LOL, what, with my accident proneness???? I'd end up splattered on the ceiling knowing my luck!!! As for riding a male mannequin?? Not sure I could cope with that one at my age!! 

Jo xxx


----------



## xicoalc (Apr 20, 2010)

jojo said:


> LOL, what, with my accident proneness???? I'd end up splattered on the ceiling knowing my luck!!! As for riding a male mannequin?? Not sure I could cope with that one at my age!!
> 
> Jo xxx


well.... why dont you have a go in a more gentle way... it says above you can attach a sheep, or ride a male manequin - whatever will they think of next!!!


----------



## Alcalaina (Aug 6, 2010)

I think I rode a male mannequin once, but maybe it was just a bad dream ...


----------



## eloiseb (May 25, 2010)

My kids have been to quite a few parties where the parents hired a bouncy castle, esp the parties in parks etc, so there must be some demand (and yes, the kids end up so overheated they can barely speak, but they don't mind).
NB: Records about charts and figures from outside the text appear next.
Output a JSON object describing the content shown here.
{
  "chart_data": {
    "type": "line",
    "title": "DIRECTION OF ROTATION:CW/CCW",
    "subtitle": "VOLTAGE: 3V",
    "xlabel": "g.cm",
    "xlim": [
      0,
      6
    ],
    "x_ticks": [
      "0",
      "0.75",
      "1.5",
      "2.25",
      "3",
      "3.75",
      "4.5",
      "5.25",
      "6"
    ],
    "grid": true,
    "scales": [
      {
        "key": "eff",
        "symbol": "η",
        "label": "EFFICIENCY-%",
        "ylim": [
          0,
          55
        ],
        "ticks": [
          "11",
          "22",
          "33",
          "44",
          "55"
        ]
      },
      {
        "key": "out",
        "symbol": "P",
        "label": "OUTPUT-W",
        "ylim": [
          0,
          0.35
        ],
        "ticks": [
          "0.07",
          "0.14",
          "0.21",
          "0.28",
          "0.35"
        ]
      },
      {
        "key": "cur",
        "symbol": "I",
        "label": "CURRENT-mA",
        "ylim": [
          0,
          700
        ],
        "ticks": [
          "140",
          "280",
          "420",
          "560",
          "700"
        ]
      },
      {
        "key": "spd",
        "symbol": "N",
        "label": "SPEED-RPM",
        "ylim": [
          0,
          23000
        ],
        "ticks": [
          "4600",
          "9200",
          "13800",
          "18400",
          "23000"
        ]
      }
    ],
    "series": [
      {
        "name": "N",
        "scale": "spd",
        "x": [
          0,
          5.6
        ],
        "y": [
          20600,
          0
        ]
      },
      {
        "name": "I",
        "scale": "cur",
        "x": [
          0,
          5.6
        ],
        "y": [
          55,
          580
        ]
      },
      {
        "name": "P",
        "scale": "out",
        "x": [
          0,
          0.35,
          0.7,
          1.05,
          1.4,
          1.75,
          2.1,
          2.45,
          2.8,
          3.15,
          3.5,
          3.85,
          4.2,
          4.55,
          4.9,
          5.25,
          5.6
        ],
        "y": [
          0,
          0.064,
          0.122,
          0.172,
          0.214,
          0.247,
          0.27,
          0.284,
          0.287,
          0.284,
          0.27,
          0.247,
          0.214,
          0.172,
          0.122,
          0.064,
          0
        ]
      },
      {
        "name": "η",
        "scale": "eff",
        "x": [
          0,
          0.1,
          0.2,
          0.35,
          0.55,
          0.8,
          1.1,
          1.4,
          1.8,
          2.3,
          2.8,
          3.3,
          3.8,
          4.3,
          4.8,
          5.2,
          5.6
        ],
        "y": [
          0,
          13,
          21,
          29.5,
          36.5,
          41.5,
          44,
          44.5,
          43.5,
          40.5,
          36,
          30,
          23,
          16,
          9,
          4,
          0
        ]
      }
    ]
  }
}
Agree that the dogs probably not such a great one. Not sure on the rodeo bull, but I guess it would have similar appeal to wherever they are hired in UK??


----------



## mrypg9 (Apr 26, 2008)

sensationalfrog said:


> there was one of those bulls in benalmadena port last time i went,bouncy castles quite a few i have seen doing this,small dogs are popular as a lot live in small apartments,personaly,i hate dog breeders and the people that buy their status dogs,as said a lot of strays that need a good home


I would second that although I don't agree 100% with what you say about breeders. We have had three dogs, two of which were rescue dogs and our current one we chose from a reputable, internationally-known breeder of champions as we wanted a particular breed (Rhodesian Ridgeback) and they aren't generally found in animal shelters. You need to be quite sure of the good temperament and character of such a big, strong dog. No way is he a 'designer dog' (whatever that is) but a much-loved pet and companion. 
But you are quite right about strays needing a home. 
I work as a volunteer for an animal charity which houses and rehomes abandoned dogs. Our kennels are full to overflowing. Sad to say, many of these poor dogs have been abandoned by British returnees who throw the dogs into the street like unwanted rubbish. I have no sympathy for anyone, however cash-strapped, who is capable of doing such a callous thing. These people take on pets with little if any forethought for the duties and responsibilities that come with pet-owning.
The last thing Spain needs is yet another dog-breeder. Our publicity actively discourages people who want a dog from patronising dsuch businesses and urges them to adopt an abandoned animal.
Stick to bouncy castles, please!


----------